I read Natalie Goldberg’s chapter “Be an Animal” (from Writing Down the Bones). Her words surprise me. I’ve read it I don’t know how many times before, and yet it’s all new to me tonight, each image glistening and precise. She talks about how we are writers even when we are not writing. She tells us to be like the cat, all senses focused on our prey, ready to pounce. She urges us out into the world like this. It’s the way we are when we travel, I think, all the more so in a foreign country. But we can do it here, too, on our own block, across our own town. I discovered this on a Thursday when I left my car with my mechanic in Ukiah, half the day until it would be ready. I shouldered my day pack, walked across town. I came upon a small, deserted cafe, sat by the window, drank tea with half-and-half and honey.

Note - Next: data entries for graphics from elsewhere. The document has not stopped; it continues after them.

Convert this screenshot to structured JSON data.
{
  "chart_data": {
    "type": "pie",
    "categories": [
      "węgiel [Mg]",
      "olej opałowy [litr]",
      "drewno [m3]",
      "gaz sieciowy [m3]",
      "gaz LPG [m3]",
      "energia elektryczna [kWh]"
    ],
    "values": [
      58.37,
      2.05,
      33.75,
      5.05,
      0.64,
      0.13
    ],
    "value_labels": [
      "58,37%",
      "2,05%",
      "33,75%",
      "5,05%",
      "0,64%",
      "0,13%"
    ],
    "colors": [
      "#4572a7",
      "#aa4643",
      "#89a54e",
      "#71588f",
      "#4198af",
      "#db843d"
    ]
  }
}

I explored the residential neighborhoods west of State Street. I stopped for giant zinnias, hummingbirds, a red front door. I stood for a long time listening to a mockingbird singing in a tall tree on a corner. I let myself move from street to street, changing directions on impulse the way I do in a strange city even though I knew Ukiah, even though it wasn’t new to me. I let it feel new. Without trying, I met it with Zen’s “beginner’s mind.” I remember coming upon a row of small businesses. The flower shop had buckets of red dahlias and yellow sunflowers sitting out on the sidewalk in the early morning shade. It woke up in me my old dream of having my own place for flowers, soup, books, the day’s used newspapers and a messy pile of paperbacks on the window seat. I used to picture myself sweeping the sidewalk in the mornings, setting up shop for the day. I loved the quiet satisfaction of the dream. That morning in my wandering I went across the street to a little park, put my pack on a bench, did my qi gong facing southwest under a big redwood. Later, I walked to the county library, went online, checked in with my students, did some grading. Ordinary things, but because I was in a strange chair breathing different air, I stayed more awake. In the heat of the summer afternoon I walked from the library to pick up my old red Jetta, my beloved Lolita Roja. I could still feel it, the mountain lion pace in me, watching, smelling, tasting the air as I walked through the streets of Ukiah.